Malgré l’échec de son auto-coup d’État du 3 décembre, le président Yoon Suk Yeol est resté à son poste après que les députés du Parti du pouvoir populaire (PPP), parti conservateur au pouvoir, ont boycotté un vote de destitution le 7 décembre. Cette décision a été prise bien qu’un million de personnes se soient rassemblées devant l’Assemblée pour une manifestation aux chandelles réclamant sa destitution.

Pour qu’un vote de destitution aboutisse, il fallait qu’au moins huit des 108 députés du PPP votent en sa faveur. Finalement, seuls trois d’entre eux sont restés au parlement pour le vote. Mais en boycottant le vote, le PPP a commis un suicide politique. […]

Han et sa faction anti-Yoon n’ont pas réussi à persuader les autres députés du PPP de soutenir la destitution. Au contraire, sous le prétexte de maintenir la stabilité politique, Han a opté pour le sabotage de la destitution. Les députés du PPP ont assisté à la session parlementaire pour voter contre l’ouverture d’une enquête spéciale sur l’épouse de Yoon, Kim Keon-hee. Bien que six députés du PPP aient voté pour, cela n’a pas été suffisant pour obtenir les 200 voix requises (le vote final a été de 198-102).

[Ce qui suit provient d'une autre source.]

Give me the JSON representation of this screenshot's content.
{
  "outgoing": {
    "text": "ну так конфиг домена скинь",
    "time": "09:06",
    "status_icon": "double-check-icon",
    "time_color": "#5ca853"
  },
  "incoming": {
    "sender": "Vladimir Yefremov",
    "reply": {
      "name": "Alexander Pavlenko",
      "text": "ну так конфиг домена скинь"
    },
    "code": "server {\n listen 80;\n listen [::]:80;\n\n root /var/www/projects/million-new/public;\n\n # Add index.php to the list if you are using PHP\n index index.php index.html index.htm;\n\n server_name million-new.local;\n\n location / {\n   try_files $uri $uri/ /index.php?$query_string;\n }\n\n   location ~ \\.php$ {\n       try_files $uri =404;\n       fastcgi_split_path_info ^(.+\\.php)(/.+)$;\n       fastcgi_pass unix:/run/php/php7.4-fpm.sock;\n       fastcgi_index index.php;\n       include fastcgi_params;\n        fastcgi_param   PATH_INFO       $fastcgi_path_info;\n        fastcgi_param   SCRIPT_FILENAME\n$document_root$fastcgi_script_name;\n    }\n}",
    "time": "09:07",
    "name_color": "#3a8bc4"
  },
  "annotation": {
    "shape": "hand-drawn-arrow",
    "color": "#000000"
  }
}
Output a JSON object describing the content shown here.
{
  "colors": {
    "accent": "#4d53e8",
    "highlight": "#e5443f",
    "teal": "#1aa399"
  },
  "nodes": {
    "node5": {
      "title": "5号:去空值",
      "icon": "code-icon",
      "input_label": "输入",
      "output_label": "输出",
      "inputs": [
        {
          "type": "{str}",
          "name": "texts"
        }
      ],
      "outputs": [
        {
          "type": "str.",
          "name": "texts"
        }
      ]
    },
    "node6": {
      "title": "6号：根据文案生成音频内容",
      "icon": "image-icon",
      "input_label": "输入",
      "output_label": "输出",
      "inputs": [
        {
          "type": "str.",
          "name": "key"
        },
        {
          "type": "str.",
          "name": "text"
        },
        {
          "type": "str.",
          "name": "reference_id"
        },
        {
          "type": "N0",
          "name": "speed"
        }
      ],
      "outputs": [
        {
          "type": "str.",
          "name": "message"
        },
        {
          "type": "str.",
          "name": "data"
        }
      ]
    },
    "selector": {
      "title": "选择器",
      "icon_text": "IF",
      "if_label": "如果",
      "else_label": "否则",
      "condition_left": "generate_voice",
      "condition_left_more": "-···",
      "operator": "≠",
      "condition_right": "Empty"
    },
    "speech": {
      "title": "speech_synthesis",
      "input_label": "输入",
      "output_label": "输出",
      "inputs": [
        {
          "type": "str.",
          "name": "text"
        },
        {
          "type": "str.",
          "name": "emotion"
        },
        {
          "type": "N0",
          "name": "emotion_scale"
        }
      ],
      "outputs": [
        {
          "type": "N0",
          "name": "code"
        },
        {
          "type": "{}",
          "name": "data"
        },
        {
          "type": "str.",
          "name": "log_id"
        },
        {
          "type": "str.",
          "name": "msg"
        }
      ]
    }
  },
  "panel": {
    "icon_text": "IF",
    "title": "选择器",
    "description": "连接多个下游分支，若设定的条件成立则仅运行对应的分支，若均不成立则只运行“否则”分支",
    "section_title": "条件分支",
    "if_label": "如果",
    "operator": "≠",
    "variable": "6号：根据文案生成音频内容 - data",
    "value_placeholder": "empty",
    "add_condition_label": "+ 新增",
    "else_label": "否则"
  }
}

Les députés du PPP, dont Han, ont alors boycotté le vote de destitution en quittant la salle. L’ancien candidat à la présidence Ahn Cheol-soo et deux autres députés du PPP ont rompu les rangs et sont restés, mais là encore, ça n’a pas suffi pour atteindre la majorité des deux tiers requise.

Manifestation gigantesque

À l’extérieur du Parlement, des centaines de milliers de personnes ont commencé à se rassembler à 15 h – deux heures avant le début de la séance de destitution – remplissant l’avenue devant le parlement et les rues avoisinantes.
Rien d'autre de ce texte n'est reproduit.